La segunda medida consistiría en modificar el proceso de contralor del gasto presupuestal. El Tribunal de Cuentas supervisa este proceso y observa las iniciativas de gasto que presentan irregularidades. Sin embargo, la Constitución establece que cuando una iniciativa es observada, el ordenador del gasto puede insistir, generándose una diferencia que debe ser zanjada por el Parlamento. Sin embargo, el Parlamento ha estado omiso en el cumplimiento de esa responsabilidad. No sólo no la cumple, sino que hace de cuenta que no existe ese deber (finge demencia, dirían en el barrio). Los datos del Tribunal de Cuentas muestran que los gobiernos departamentales son los organismos que más observaciones reciben, pero al insistir en la iniciativa –y ante la inoperancia del Parlamento– terminan imponiendo su criterio y ejecutando el gasto. Esto trae consigo innumerable cantidad de problemas. Como ejemplo pueden mencionarse los casos de los contratos realizados durante este período con la fundación A Ganar por parte de varios gobiernos departamentales del país.
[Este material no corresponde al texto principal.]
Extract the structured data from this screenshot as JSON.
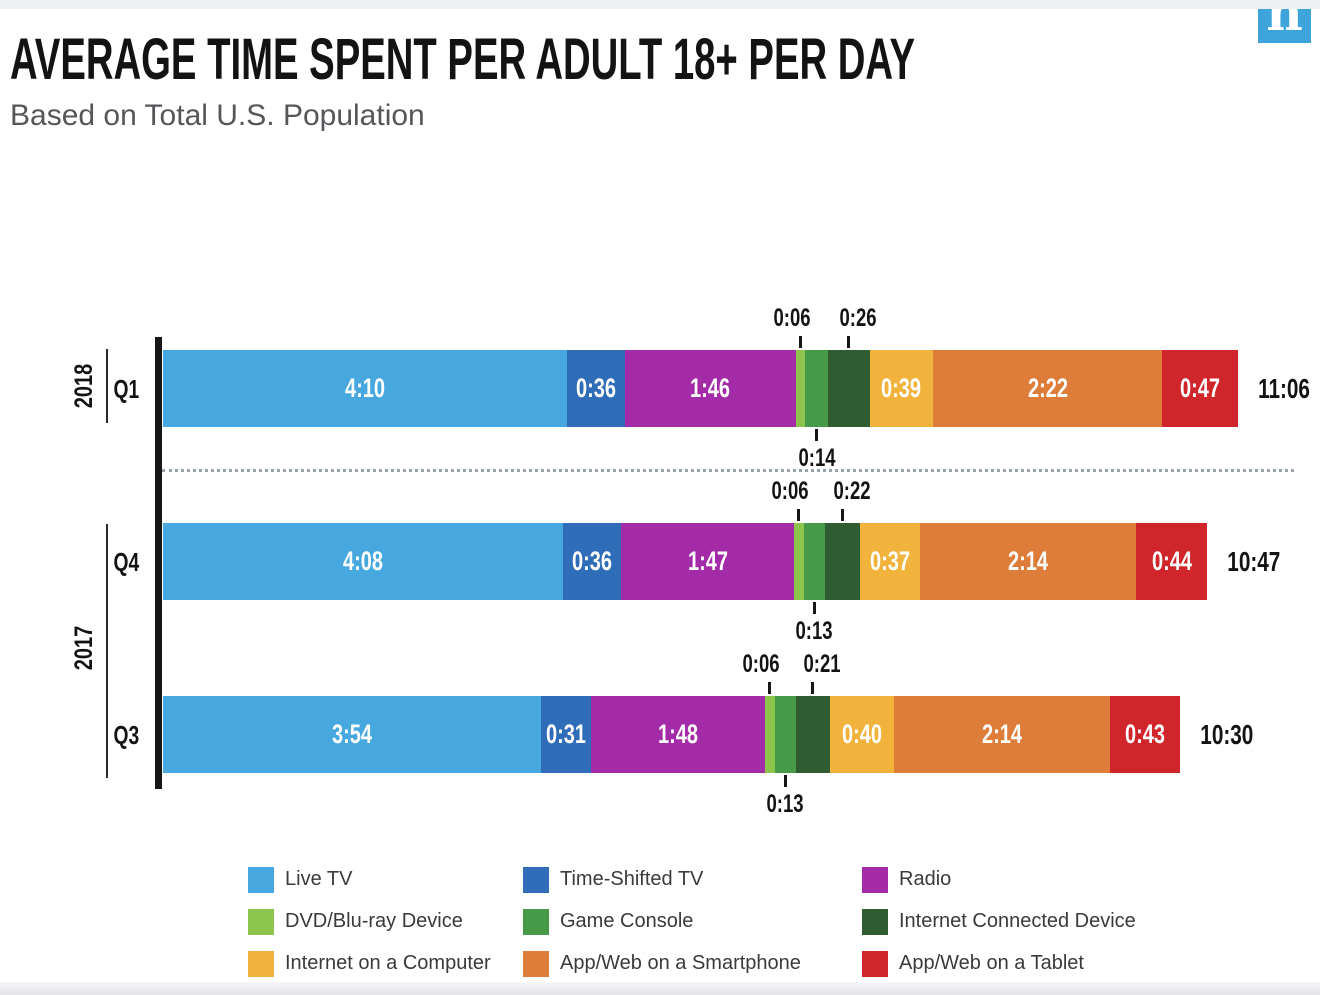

Por lo tanto, una mejora o rediseño del control del proceso de ejecución presupuestal reduciría el nivel de discreción de los intendentes y la política de los hechos consumados.
Finalmente, deberíamos establecer en la Constitución que los gobiernos departamentales deben ajustarse a las normas generales del país en materia de contratación de personal. Tal cual lo establecía la iniciativa legislativa del fallecido senador Adrián Peña, necesitamos que el patronazgo clientelar se reduzca a una mínima expresión en todos los gobiernos departamentales del país. Los funcionarios deben ingresar por concurso –o, en su defecto, por sorteo– cualquiera sea el nivel de gobierno.
Nunca me despertó entusiasmo la idea de modificar la Constitución para resolver problemas sectoriales, particulares o parciales. Sin embargo, la situación actual de los gobiernos departamentales amerita un examen en profundidad y un rediseño de las reglas que ordenan su funcionamiento. Si no hacemos eso, seguiremos presenciando el insólito carnaval de denuncias, formalización de jerarcas y desprestigio de la política. Hagámoslo antes de que la población se canse y opte por apoyar a propuestas demagógicas como en la actualidad ocurre en otras latitudes. Estamos a tiempo todavía.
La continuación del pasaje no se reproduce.